Gary Gilbert, Spectrum, and Pseudogenes

Sean Pitman: The observation alone, of the granite cube on an alien planet, informs us that the creator of the cube was intelligent on at least the human level of intelligence – that’s it. You are correct that this observation, alone, would not inform us as to the identity or anything else about the creator beyond the fact that the creator of this particular granite cube was intelligent and deliberate in the creation of the cube.

Your frank admission concedes that the creator of the cube could itself be an evolved being, and therefore you’re back to square one. Thus, your hypothetical argument offers no support for either evolutionism or creationism, and cannot distinguish between them.
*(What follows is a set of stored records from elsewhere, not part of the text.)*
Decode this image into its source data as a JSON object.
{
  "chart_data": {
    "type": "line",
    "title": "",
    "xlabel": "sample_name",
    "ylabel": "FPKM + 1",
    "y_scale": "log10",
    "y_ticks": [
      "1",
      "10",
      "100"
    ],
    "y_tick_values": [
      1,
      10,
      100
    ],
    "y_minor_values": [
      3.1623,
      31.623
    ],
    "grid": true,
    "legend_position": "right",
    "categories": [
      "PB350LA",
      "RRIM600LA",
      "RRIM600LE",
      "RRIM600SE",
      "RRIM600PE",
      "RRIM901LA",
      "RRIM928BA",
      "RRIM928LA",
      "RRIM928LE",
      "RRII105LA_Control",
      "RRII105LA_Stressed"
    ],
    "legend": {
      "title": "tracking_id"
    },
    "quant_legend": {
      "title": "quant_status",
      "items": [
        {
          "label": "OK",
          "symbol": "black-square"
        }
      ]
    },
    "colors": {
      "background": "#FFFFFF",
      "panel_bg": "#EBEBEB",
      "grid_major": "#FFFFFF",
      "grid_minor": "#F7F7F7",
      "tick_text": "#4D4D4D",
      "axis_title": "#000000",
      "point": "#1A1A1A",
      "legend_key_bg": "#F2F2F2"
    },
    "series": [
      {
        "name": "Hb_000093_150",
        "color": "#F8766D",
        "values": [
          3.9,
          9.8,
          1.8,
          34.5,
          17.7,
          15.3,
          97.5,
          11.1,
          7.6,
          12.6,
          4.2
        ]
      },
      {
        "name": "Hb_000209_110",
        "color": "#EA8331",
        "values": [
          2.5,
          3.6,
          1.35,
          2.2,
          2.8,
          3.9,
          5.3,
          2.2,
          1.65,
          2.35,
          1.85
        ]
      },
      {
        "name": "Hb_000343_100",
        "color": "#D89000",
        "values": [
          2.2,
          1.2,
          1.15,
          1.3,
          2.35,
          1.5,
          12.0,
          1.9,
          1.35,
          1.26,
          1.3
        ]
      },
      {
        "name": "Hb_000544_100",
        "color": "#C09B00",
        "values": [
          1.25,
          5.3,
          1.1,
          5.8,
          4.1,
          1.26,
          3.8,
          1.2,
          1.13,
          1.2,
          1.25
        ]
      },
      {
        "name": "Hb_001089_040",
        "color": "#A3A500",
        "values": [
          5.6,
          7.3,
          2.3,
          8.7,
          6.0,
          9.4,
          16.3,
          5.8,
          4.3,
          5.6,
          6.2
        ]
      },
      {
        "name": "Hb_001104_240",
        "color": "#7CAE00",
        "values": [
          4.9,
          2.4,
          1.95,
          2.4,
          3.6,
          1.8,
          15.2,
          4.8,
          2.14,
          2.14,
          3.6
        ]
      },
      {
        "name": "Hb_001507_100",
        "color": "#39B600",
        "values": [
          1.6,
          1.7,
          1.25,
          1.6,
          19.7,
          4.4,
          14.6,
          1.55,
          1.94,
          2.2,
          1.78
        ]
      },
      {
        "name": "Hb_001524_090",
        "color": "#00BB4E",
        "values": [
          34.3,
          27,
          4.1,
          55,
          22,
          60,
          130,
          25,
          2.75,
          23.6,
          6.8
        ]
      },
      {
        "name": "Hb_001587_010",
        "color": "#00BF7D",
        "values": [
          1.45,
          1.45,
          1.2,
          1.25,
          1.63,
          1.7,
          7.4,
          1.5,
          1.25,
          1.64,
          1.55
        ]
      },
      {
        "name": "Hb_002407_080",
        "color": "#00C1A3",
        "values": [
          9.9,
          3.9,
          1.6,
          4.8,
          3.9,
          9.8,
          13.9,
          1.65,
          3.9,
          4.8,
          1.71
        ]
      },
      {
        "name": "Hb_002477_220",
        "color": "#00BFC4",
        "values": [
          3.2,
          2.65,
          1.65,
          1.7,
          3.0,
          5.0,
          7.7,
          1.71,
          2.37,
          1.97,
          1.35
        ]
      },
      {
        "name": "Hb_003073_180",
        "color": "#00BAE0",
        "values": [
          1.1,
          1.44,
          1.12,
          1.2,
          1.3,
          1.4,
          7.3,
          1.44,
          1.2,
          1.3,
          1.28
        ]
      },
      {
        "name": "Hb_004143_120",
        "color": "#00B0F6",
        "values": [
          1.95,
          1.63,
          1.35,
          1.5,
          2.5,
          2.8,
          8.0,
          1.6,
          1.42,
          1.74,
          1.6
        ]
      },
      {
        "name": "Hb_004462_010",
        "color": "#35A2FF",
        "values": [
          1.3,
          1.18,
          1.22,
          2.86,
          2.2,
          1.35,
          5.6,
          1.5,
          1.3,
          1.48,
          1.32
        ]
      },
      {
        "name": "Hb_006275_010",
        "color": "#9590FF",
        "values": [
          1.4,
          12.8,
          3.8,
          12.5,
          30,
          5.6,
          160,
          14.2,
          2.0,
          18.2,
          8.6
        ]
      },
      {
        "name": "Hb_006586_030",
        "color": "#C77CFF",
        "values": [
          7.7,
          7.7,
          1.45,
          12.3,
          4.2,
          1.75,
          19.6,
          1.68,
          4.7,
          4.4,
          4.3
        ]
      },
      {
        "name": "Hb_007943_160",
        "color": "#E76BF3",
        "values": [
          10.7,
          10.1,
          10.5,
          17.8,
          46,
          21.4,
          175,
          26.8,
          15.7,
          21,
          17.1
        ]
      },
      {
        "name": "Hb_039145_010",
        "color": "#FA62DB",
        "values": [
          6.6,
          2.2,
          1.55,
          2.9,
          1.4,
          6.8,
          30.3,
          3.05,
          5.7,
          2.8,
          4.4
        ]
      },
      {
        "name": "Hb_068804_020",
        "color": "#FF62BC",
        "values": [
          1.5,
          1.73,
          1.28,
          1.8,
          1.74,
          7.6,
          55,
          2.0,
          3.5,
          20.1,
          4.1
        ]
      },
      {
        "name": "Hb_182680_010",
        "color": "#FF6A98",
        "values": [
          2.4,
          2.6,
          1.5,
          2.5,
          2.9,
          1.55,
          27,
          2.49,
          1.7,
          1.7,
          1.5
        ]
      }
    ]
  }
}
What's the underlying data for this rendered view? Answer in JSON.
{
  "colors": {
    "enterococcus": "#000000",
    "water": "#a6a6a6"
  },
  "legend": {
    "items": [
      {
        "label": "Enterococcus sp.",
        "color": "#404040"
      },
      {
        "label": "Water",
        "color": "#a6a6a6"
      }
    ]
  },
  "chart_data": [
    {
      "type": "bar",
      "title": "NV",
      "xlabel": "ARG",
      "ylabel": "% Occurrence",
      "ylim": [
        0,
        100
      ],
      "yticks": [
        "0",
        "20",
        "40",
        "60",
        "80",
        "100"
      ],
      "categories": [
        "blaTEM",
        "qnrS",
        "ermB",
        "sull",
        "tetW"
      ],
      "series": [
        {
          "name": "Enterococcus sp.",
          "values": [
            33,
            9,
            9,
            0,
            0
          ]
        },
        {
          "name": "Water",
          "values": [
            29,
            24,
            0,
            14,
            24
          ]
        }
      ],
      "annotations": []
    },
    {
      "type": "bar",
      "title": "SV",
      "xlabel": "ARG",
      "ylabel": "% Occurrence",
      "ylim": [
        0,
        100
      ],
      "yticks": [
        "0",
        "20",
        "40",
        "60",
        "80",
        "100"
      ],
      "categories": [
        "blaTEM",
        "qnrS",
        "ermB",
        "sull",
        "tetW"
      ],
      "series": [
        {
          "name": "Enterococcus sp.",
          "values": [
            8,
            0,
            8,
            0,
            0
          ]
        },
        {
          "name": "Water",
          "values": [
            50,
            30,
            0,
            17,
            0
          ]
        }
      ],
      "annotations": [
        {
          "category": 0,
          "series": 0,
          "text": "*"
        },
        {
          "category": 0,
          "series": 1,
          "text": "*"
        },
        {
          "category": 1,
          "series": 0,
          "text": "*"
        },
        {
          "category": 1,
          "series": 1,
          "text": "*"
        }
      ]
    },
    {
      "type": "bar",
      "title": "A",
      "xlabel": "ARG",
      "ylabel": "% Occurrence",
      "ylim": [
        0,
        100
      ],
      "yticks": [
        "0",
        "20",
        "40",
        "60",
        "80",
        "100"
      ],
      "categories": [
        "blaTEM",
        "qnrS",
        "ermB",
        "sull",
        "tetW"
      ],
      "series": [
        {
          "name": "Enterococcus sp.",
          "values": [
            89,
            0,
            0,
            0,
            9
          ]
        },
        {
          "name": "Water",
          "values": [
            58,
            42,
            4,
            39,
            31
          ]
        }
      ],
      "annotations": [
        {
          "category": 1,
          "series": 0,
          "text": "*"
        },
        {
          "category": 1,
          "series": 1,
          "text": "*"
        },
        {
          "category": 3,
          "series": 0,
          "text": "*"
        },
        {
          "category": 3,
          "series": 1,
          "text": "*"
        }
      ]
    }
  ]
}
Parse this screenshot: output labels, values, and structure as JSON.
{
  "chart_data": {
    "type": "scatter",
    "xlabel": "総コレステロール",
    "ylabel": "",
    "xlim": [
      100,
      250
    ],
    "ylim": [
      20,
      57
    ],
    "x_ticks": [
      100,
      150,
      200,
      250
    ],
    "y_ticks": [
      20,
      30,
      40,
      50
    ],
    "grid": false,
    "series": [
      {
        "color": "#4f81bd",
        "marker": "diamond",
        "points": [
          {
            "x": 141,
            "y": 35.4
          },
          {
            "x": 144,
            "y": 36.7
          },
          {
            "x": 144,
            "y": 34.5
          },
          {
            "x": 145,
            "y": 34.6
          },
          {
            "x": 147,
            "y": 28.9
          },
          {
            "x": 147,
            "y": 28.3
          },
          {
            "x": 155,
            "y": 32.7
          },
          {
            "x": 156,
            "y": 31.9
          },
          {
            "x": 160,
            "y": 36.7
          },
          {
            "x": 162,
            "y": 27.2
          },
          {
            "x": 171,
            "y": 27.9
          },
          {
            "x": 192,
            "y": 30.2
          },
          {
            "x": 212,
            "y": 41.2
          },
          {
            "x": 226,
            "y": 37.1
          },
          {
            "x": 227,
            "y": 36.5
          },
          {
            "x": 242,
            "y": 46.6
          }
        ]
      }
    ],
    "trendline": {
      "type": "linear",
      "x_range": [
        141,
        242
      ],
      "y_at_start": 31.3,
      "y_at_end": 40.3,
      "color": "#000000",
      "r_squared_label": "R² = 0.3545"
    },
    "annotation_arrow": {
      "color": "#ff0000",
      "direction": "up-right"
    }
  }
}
Gary Gilbert, Spectrum, and Pseudogenes
I have taken much abuse by pointing out the simple fact that SDAs have specific interpretations of origins that originate from scripture and cannot be supported by science (if science is “potentially falsifiable empirical evidence”). The beliefs include:

o fiat creation by voice command from a supernatural being
o all major life forms created in a 6-day period
o original creation of major life forms approximately 6,000 years ago

None of these can be falsified by experimental evidence, and therefore are accepted on faith.

Sean Pitman’s responses to this are predictably all over the place. They include:

[This] is a request for absolute demonstration. That’s not what science does.” [totally agreed; science can’t examine these beliefs]

The Biblical account of origins can in fact be supported by strong empirical evidence.” [not any of these three major interpretations of Genesis 1]

Does real science require leaps of faith? Absolutely!

I think it’s fair to say from Pitman’s perspective that faith derived from science is laudable, whereas faith derived from scripture–God’s word–is useless.

Don’t fret, Dr. Pitman. I won’t lure you into further pointless discussion. While I am greatly amused by all of this nonsense and deliberation (hardly angry, as you often suggest) for a small handful of largely disinterested readers, I am finished. I won’t be responding to any further remarks or questions.